N’y voyez cependant aucune défiance envers ces sympathiques manifestations qui enchanteront à n’en pas douter petits et grands pour ces derniers jours de printemps : si le festival de Cannes ne nous semblait certes pas mériter plus ample couverture de notre part, aucun de nous ne possédant de veston noir ou de lunettes de soleil dignes de ce nom, nous aurions en revanche été ravis de vous expliquer pourquoi Paul Pogba est fondamentalement un héritier de la Nouvelle Vague et analyser en profondeur les raisons ayant poussé Roger Federer à annuler sa participation au prochain Transformers. Mais, et je suis sûr que vous le savez aussi bien que nous Julien, la vie n’est pas qu’une suite de réjouissances et il faut parfois savoir se concentrer sur l’essentiel.

Et l’essentiel Julien c’est un très beau projet que nous allons donc maintenant vous présenter, et qui devrait largement mobiliser la communauté des fidèles de SLETO pendant cette si charmante et poétique période estivale.
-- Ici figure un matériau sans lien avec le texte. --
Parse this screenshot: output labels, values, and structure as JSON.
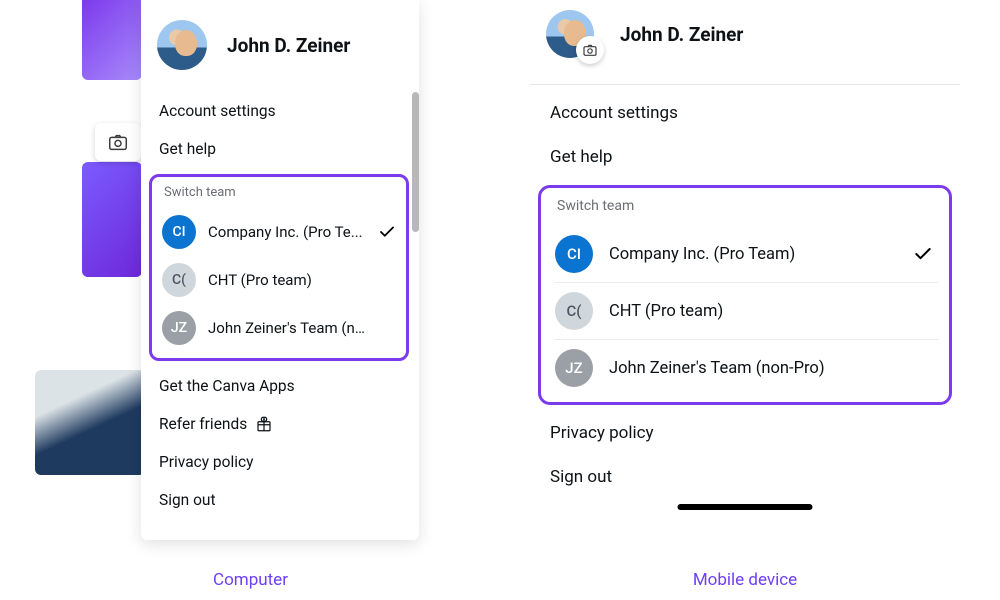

Très attachés à l’idée que la diffusion d’un cinéma de qualité passera par l’association avec de vraies manifestations populaires, seules capables de faire partager à tous le si poignant souffle de ce noble art, nous avons ainsi décidé depuis quelques mois de frapper un grand coup. 
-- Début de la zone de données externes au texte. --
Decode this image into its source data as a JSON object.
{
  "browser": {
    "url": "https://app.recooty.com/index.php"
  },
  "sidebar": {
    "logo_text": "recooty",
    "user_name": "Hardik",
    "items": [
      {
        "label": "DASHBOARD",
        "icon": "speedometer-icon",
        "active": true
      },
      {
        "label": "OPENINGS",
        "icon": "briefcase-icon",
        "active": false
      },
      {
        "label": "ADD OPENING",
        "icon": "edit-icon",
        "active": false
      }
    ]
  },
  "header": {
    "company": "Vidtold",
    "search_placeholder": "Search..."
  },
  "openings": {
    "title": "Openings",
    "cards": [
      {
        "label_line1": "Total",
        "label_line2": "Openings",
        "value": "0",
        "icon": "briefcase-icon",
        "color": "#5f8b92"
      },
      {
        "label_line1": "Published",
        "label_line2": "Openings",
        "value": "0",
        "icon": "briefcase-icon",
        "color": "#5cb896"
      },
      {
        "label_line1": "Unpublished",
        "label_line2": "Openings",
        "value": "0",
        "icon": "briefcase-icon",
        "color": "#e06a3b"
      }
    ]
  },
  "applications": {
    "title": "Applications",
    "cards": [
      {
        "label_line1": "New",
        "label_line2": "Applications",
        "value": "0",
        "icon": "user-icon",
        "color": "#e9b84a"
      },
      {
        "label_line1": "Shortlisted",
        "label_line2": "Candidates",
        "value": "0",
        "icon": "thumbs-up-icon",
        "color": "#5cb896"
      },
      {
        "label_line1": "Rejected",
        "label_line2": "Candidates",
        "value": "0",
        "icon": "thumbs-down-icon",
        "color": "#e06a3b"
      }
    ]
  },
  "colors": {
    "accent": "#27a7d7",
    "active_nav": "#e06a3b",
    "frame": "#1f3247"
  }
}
Nous sommes en effet en mesure de vous annoncer que nous tablons depuis plusieurs semaines sur un dispositif tout à fait révolutionnaire : le Tour de France de SLETO. Devant être organisé en partenariat avec cette chère course cycliste que vous pouvez suivre chaque année sur vos écrans grâce au service public, cette manifestation unique en son genre va aller très loin dans l’innovation, mais cela ne vous étonnera sûrement pas puisque vous connaissez notre abnégation à toujours repousser les limites de l’inconnu.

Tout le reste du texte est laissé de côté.